|Tipo di tesi
|Tesi di laurea magistrale
|Progettazione e validazione di un microscopio a luce strutturata basato su tecnologia DMD
|Titolo in inglese
|Design and validation of a structured-illumination microscope based on DMD technology
|Dipartimento di Ingegneria
|Corso di studi
|Ingegneria Elettronica (D.M.270/04)
|Data inizio appello
|Accessibile via web (tutti i file della tesi sono accessibili)
La tesi tratta la progettazione, lo sviluppo e la validazione di un microscopio a luce strutturata a basso costo ed elevata flessibilità, basato su un proiettore commerciale in tecnologia DMD.
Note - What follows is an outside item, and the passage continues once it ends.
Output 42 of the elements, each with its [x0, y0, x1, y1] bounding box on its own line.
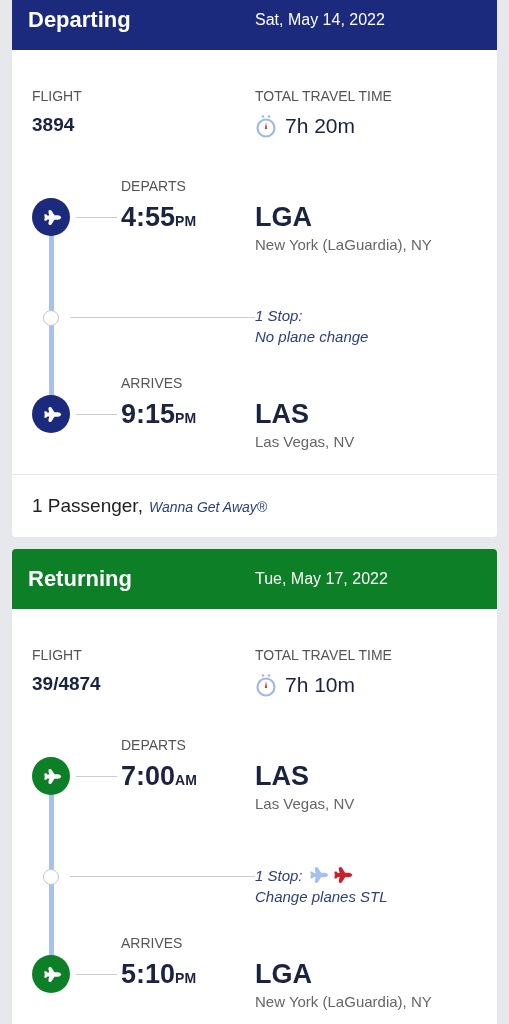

The thesis presents the design, development and validation of a low-cost and high-flexibility structured-light microscope, based on a commercial projector equipped with DMD technology. Structured illumination consents the enhancement of the acquired image, both reducing out-of-focus light contributions and raising the optical resolution, allowing to go beyond the physical diffraction limit found in traditional microscopes (super-resolution). Moreover, it permits the optical sectioning and the subsequent 3D reconstruction of the sample. The innovation in the present work is the exploitation of a commercial micro projector to produce the structured-illumination patterns. Such choice permitted to severely reduce both the overall cost and size, while obtaining a highly versatile system that allows the user to easily modify the illumination patterns. Moreover, the projection speed typical of the DMD technology permitted to minimize the image acquisition time, lowering the impact of mechanical vibrations and/or sample movements on the obtained image. The thesis work treated the entire design process, from the opto-mechanical layout to the development of the control and elaboration software, written in Python and provided with a graphical user interface. Realized system has then been tested and validated, both with calibration standards (nanometric fluorescent beads) and with real biological samples, such as red blood cells and osteoblasts. Obtained results confirmed the optical sectioning capability, with subsequent 3D reconstruction of the sample. Moreover, the capability of the system to implement super-resolution algorithms has been verified.